Christian De Geyter, de la division d’endocrinologie gynécologique et de médecine reproductive de l’Hôpital universitaire de Bâle, se dit intéressé par la recherche zurichoise. «Le moment de l’ovulation humaine n’est pas trop problématique, car il est aisé à déterminer et peut être influencé par des médicaments. Mais des capsules de sperme pourraient permettre de geler de petites quantités de sperme.»
«Actuellement, il est impossible de conserver un petit nombre de spermatozoïdes congelés en raison du risque de les perdre, poursuit Christian De Geyter. Si nous pouvons les mettre dans de petites capsules semi-perméables, il sera plus facile de les suivre quand ils dégèlent.»

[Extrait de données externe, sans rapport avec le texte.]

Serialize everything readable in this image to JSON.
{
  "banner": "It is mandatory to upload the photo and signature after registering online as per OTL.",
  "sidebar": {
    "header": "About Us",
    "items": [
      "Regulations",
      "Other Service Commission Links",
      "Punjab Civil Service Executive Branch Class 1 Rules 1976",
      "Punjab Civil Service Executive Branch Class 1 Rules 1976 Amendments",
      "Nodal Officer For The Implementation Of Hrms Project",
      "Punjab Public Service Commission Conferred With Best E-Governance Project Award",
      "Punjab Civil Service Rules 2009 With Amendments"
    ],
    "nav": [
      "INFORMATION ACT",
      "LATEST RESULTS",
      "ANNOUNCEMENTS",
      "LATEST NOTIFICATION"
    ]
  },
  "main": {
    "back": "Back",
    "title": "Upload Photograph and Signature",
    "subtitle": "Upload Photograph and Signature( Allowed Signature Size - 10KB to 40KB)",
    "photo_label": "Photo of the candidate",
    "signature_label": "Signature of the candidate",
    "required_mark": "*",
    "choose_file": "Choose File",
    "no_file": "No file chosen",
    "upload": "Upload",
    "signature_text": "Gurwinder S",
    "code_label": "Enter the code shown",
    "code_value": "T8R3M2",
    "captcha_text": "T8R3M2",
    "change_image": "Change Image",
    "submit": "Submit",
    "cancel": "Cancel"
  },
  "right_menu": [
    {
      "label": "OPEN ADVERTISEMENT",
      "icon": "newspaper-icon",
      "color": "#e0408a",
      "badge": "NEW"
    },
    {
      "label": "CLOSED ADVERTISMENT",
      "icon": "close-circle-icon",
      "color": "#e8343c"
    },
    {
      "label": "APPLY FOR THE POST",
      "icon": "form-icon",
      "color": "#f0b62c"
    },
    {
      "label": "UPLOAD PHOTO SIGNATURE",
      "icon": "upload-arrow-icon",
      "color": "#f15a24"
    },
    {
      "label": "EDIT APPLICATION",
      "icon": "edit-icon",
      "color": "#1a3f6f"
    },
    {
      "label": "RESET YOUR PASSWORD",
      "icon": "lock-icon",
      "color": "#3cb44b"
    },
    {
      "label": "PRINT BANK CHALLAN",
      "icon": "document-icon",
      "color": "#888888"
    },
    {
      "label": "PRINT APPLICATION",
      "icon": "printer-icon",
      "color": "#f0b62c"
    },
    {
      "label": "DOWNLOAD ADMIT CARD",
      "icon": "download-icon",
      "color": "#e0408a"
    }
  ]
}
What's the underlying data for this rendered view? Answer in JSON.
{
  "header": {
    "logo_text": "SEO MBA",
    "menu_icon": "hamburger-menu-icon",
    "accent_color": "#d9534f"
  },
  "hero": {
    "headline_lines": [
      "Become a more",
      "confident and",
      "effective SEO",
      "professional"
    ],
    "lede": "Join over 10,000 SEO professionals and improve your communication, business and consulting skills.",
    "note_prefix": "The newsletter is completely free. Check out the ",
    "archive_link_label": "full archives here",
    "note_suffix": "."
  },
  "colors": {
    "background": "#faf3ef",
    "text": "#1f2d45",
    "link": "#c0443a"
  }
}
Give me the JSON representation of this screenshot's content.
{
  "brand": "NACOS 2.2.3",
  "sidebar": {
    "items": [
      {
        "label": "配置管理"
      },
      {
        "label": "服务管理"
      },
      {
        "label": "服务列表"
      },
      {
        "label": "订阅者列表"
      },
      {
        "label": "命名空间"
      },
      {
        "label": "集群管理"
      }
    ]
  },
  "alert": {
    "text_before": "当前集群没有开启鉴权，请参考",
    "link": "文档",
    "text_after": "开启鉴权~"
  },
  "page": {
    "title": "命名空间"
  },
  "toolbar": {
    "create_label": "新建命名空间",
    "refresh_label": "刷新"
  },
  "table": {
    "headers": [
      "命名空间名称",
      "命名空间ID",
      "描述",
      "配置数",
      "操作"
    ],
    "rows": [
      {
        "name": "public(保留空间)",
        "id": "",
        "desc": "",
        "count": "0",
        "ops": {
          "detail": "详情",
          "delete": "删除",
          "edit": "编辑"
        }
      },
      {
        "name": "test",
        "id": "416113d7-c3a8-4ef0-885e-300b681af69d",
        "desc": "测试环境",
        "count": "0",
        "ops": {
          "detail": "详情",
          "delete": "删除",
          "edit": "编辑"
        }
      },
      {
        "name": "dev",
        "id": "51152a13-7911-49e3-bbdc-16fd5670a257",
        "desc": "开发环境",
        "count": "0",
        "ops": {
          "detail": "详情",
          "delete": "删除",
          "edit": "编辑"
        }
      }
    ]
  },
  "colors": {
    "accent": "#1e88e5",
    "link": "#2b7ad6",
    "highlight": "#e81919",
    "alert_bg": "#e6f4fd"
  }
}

La capsule en cellulose développée par l’EPF de Zurich contient du sperme de taureau et des cellules vivantes. Elles portent aussi un réseau génétique qui réagit à des signaux physiologiques particuliers.
Des centaines de ces très petites capsules sont implantées dans l’utérus de la vache quelques jours avant l’ovulation. Elles y restent jusqu’à ce que l’animal soit prêt à concevoir.
La progestérone produite lors de l’ovulation active le matériel génétique contenu dans la capsule. Le taux de progestérone augmente quelques heures avant l’ovulation et retombe juste après.
Des senseurs situés sur les cellules réagissent à la progestérone aussitôt que celle-ci est repérée.
Les cellules produisent alors de la cellulase, une enzyme qui dissout la cellulose formant l’enveloppe des capsules, depuis l’intérieur. Les cellules de sperme sont libérées et se dirigent vers l’ovule.
Les capsules sont très petites et la vache ne les sent pas. Elles peuvent être implantées au moyen de la même seringue en plastique utilisée pour l’insémination traditionnelle.